Types being stable: I don't think the import format should be constant even if types change. The import format should reflect the data model directly. The current format should actually have the constant version number "2.0" - I just left that out. I would not expect a need to import "Zotero XML 2.0" into Zotero 3.0. For long-term data storage, I would use RDF, since I assume this format will be maintained by the experts.
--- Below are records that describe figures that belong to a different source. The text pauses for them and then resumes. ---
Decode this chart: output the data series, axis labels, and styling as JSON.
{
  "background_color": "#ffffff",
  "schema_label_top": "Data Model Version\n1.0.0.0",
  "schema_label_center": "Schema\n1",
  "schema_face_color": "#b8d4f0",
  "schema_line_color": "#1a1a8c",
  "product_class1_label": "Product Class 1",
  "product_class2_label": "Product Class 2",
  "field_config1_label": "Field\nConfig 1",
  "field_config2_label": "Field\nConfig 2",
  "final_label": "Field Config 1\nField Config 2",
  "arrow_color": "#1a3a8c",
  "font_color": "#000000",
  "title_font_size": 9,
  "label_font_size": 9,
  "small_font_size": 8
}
Since the import code just throws the XML elements into Zotero, the code can remain unchanged - just the docs must be adapted depending on what the current Zotero version accepts (the version numbers in install.rdf must be adapted, anyway).

Inline HTML not covered: a), b), d). I did not need it, I'd have to look up how to do it, and I have no idea what exactly Zotero accepts in which item properties - this is left for the experts.

As it is, the code works for me, and it should be useful to anybody. Maybe the Zotero team likes the idea and builds a maintained plug-in or translator for a "simple XML" within Zotero. (Continue on zotero-dev?)

bdarcus · September 20, 2010

That's fine. We're talking about the inline stuff over on the xbib-dev list, so we can add it once that's resolved, essentially copying-and-pasting the definition from the csl-data,rnc schema.

But yeah, it might be good to float on zotero-dev.